Queria parar a minha vida agora. Colocar tudo no lugar. Talvez viajar por aí afora ou simplesmente ficar reclusa. Cuidar de mim. Sentir o vento no rosto, prestar atenção nas ondas do mar, me encontrar na simplicidade das coisas. Queria não me sentir mal de tempos em tempos. Queria não faltar tanta aula, não me sentir péssima em meio a tanta gente. Queria não chorar por ter que cumprir uma obrigação. Queria, talvez, ser quem um dia eu já fui. É triste e extraordinário que não possamos voltar a ser quem éramos há um ano ou há seis meses. Triste porque não podemos voltar para uma época que tudo estava bem. Extraordinário pela fato da vida não voltar atrás.

‘but always keep in mind things are fine and we’ll figure it out’

A verdade é que eu não faço a menor ideia do que eu estou fazendo da e com a minha vida. De fato, eu me orgulho muito de quem eu me tornei mas não sei se estou fazendo escolhas certas e optando pelo melhor caminho. Eu sempre fui uma criança que gostava de respostas exatas, de certezas, de uma diretriz clara. Cresci e vi que não se pode contar com as certezas, que as respostas nem sempre serão as mesmas, que as diretrizes podem ser flexíveis.

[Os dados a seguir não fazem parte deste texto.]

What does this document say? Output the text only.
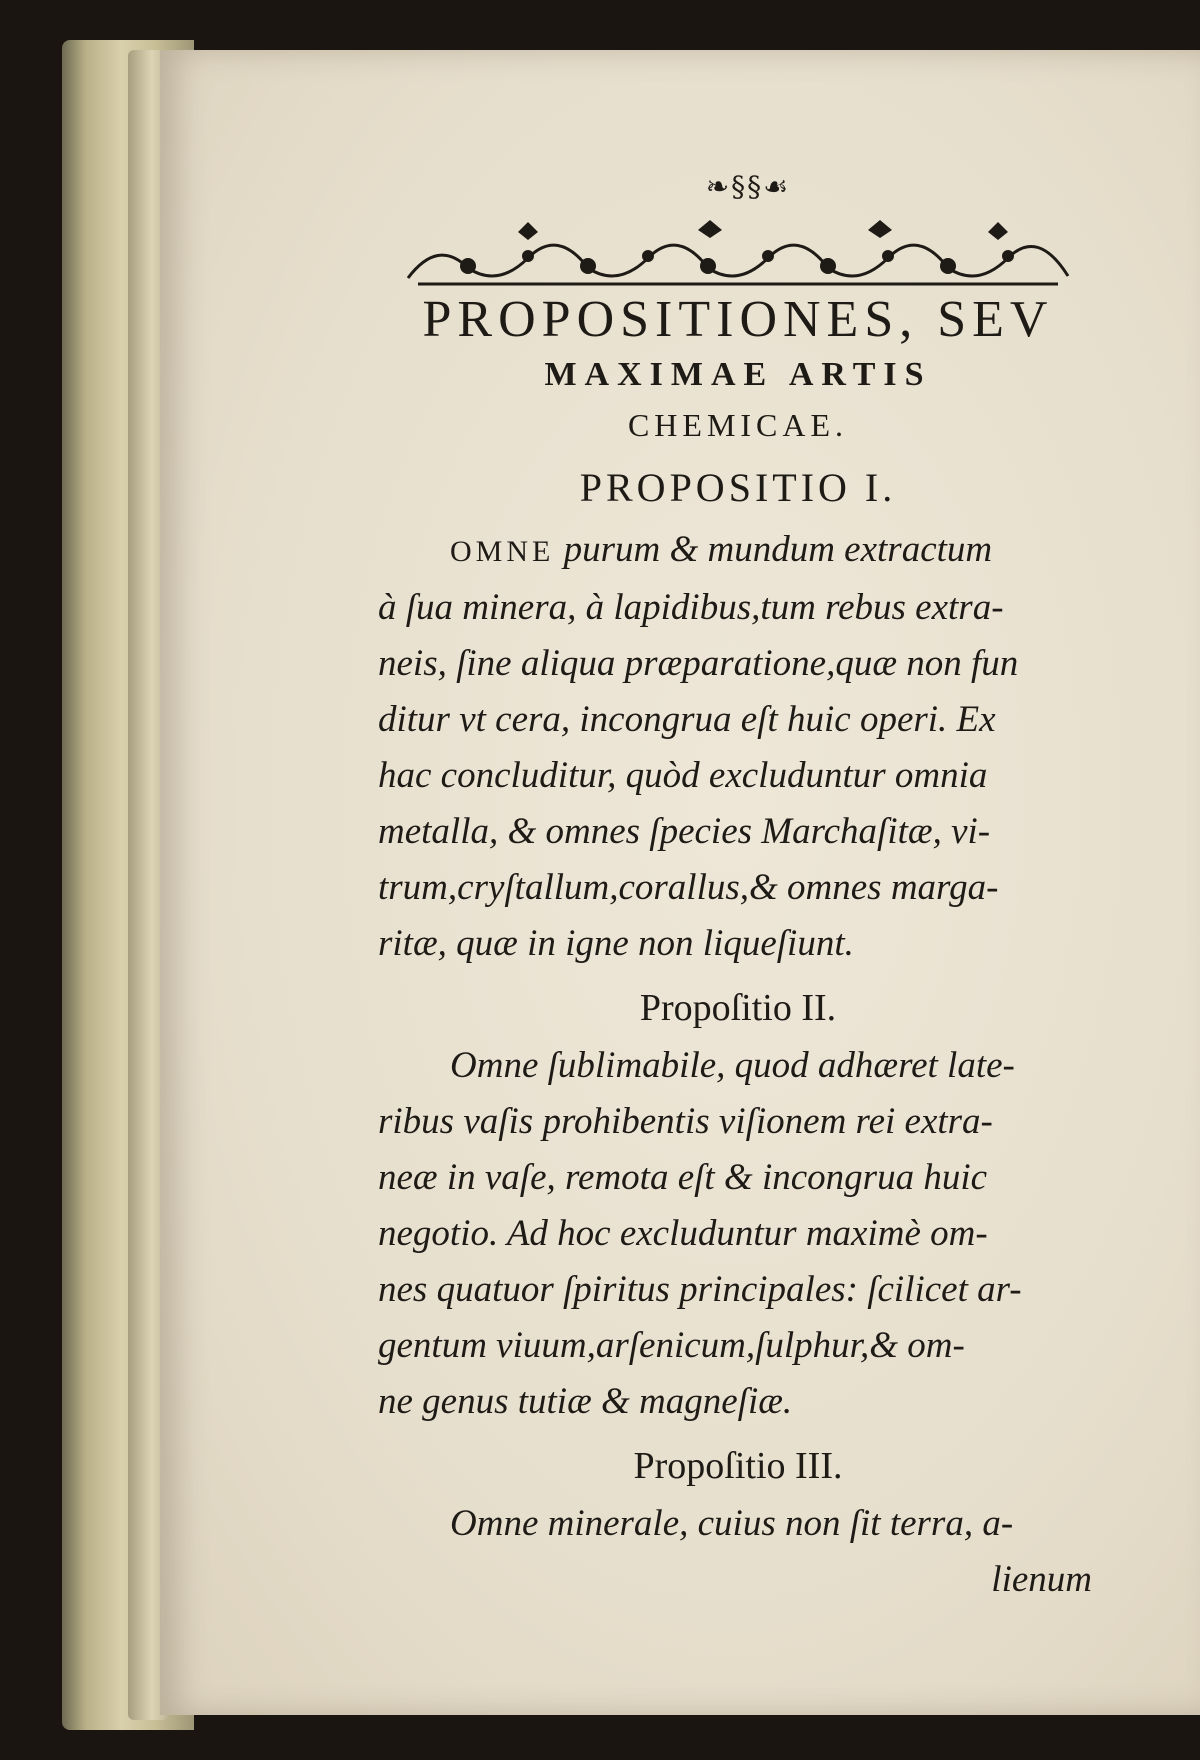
❧§§☙
PROPOSITIONES, SEV
MAXIMAE ARTIS
CHEMICAE.
PROPOSITIO I.
OMNE purum & mundum extractum
à ſua minera, à lapidibus,tum rebus extra-
neis, ſine aliqua præparatione,quæ non fun
ditur vt cera, incongrua eſt huic operi. Ex
hac concluditur, quòd excluduntur omnia
metalla, & omnes ſpecies Marchaſitæ, vi-
trum,cryſtallum,corallus,& omnes marga-
ritæ, quæ in igne non liqueſiunt.
Propoſitio II.
Omne ſublimabile, quod adhæret late-
ribus vaſis prohibentis viſionem rei extra-
neæ in vaſe, remota eſt & incongrua huic
negotio. Ad hoc excluduntur maximè om-
nes quatuor ſpiritus principales: ſcilicet ar-
gentum viuum,arſenicum,ſulphur,& om-
ne genus tutiæ & magneſiæ.
Propoſitio III.
Omne minerale, cuius non ſit terra, a-
lienum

Tudo parece um caos. Já me faltou motivação — superei essa fase. Eu sei que quero passar no vestibular, cursar medicina, evoluir espiritualmente, ajudar pessoas, ter experiências incríveis. Eu só queria mesmo que isso não me sugasse tanto. Queria tirar um tempo meu e não ter que estudar essa grade inteira de matérias inúteis que caem no vestibular. Queria poder respirar. Queria que estudar fosse um prazer como era ano passado, mesmo que o stress tivesse sido intenso. Queria segurança. Queria certeza do meu futuro e dos meus planos. Infelizmente, a única certeza que tenho é que no final do dia eu só tenho a mim e as minhas infindáveis dúvidas. E que ninguém pode fazer por mim o que eu posso. Maldita certeza — nem ela eu queria ter. Viver na ilusão de que nenhuma certeza existe, dói menos.